Discoveries of proteins closely related to the reproductive system whose inhibition increases longevity. These proteins are involved in epigenetic mechanisms, processes where DNA chemical modifications affect its “packaging” and thus the expression of gene encode proteins.

Studies have been carried out on mice and roundworms by biologists at Stanford University School of Medicine who identified a number of genes that, when inhibited, prolong longevity by 30% in the animal. The gene mainly involved is Ash-2, a gene that produces methyltransferase, a protein that is part of the methyl groups that attach to histones, key elements in the mechanism of DNA twisting and untwisting.

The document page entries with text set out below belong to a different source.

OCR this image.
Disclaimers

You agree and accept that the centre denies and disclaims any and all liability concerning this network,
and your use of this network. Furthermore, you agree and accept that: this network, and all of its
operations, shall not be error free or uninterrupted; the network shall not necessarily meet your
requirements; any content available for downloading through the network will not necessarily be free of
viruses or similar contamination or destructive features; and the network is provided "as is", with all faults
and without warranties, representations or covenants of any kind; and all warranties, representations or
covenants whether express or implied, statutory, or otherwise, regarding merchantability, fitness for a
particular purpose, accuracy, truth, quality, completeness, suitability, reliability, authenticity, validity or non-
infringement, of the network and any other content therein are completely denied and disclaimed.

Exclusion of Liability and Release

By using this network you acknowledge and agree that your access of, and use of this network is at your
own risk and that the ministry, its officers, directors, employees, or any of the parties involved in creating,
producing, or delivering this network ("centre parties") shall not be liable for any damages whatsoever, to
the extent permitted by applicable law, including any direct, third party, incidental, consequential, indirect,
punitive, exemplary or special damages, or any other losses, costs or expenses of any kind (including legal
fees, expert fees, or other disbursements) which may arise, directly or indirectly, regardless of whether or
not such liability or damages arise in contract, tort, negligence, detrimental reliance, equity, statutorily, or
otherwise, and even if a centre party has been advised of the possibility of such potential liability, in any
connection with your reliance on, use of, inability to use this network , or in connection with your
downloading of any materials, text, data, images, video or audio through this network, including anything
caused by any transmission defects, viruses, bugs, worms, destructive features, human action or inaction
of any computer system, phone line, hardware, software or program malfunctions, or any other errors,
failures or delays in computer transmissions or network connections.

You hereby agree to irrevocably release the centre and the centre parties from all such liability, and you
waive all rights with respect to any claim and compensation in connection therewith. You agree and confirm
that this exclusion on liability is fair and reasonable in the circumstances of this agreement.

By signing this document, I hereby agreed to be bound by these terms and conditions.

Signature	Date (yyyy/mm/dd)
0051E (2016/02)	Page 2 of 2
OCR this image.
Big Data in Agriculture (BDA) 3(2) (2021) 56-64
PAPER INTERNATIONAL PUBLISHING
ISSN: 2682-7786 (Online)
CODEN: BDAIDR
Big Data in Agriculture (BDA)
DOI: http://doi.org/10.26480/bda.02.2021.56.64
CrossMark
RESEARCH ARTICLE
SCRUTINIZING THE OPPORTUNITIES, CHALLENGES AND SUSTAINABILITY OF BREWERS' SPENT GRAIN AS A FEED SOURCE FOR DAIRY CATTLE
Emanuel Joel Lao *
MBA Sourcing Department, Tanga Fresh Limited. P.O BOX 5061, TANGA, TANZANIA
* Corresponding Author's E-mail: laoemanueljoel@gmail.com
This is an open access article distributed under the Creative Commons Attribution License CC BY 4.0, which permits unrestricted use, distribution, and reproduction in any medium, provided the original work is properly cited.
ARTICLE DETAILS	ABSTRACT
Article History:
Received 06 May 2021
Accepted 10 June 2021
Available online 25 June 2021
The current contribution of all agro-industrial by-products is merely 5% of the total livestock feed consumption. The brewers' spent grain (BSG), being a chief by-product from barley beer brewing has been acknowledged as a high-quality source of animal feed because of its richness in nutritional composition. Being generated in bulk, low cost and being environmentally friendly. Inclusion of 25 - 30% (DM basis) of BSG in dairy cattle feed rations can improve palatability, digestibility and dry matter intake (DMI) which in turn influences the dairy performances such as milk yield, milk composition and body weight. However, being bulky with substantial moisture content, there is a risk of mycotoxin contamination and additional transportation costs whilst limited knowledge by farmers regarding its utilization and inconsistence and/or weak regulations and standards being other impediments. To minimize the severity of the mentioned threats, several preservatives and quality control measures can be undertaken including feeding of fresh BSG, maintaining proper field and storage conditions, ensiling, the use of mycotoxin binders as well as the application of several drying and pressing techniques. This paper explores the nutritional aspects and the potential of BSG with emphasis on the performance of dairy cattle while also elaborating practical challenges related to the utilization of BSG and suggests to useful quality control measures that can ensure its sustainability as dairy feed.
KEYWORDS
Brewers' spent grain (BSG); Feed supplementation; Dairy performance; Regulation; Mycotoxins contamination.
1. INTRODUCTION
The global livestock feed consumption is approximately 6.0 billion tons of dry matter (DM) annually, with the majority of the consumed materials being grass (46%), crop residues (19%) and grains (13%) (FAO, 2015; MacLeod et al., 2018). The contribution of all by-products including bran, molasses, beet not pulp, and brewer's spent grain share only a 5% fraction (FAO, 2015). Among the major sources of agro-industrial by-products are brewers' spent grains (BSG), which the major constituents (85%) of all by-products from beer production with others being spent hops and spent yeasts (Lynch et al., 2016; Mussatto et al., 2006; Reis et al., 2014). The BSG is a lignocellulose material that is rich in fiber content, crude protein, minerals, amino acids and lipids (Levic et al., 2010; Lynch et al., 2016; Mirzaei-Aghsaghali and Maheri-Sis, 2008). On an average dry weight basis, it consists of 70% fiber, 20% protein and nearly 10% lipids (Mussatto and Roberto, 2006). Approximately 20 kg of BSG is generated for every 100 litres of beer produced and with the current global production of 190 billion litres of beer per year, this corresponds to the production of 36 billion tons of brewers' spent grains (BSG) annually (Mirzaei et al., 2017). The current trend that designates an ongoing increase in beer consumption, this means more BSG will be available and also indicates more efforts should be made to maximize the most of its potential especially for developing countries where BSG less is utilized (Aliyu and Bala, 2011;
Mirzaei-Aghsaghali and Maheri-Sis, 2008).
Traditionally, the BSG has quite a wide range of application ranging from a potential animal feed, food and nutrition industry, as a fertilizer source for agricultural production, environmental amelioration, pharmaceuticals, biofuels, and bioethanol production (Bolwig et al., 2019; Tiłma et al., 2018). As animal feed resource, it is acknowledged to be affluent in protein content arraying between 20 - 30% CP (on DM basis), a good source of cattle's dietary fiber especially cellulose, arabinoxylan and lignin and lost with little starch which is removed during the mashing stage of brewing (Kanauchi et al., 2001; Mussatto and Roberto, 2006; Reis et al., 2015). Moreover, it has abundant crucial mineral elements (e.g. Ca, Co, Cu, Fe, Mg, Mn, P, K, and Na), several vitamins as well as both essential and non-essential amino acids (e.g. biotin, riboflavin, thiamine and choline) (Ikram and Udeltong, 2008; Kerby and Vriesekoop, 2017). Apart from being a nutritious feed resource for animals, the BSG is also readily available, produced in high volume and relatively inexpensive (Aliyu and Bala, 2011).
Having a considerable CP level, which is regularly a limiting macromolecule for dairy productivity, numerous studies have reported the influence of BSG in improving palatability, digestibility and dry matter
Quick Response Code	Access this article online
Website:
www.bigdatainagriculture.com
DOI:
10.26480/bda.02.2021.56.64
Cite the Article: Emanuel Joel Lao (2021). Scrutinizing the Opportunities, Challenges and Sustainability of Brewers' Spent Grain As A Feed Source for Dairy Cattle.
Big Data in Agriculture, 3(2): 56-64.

The inhibition of Ash-2 reduces the number of methyl groups on histones and somehow lengthens the longevity of the animal.

Additionally, blocking Ash-2 expression only in the germline, but not in the rest of the body, results in an increase of longevity.

 “We do not know exactly how this works mechanistically, but we have shown that the presence of the germline is absolutely essential for this longevity extension to happen,” said Brunet, who concluded, “It makes a sort of sense that the reproductive system would be involved in life span, since it is really the only ‘immortal’ part of an organism. In this context, the body is only a mortal coil,” commented Anne Brunet who led a research team whose study was published in Nature 466, 383-387 (15 July 2010) with the title: Members of the H3K4 trimethylation complex regulate lifespan in a germline-dependent manner in C. elegans.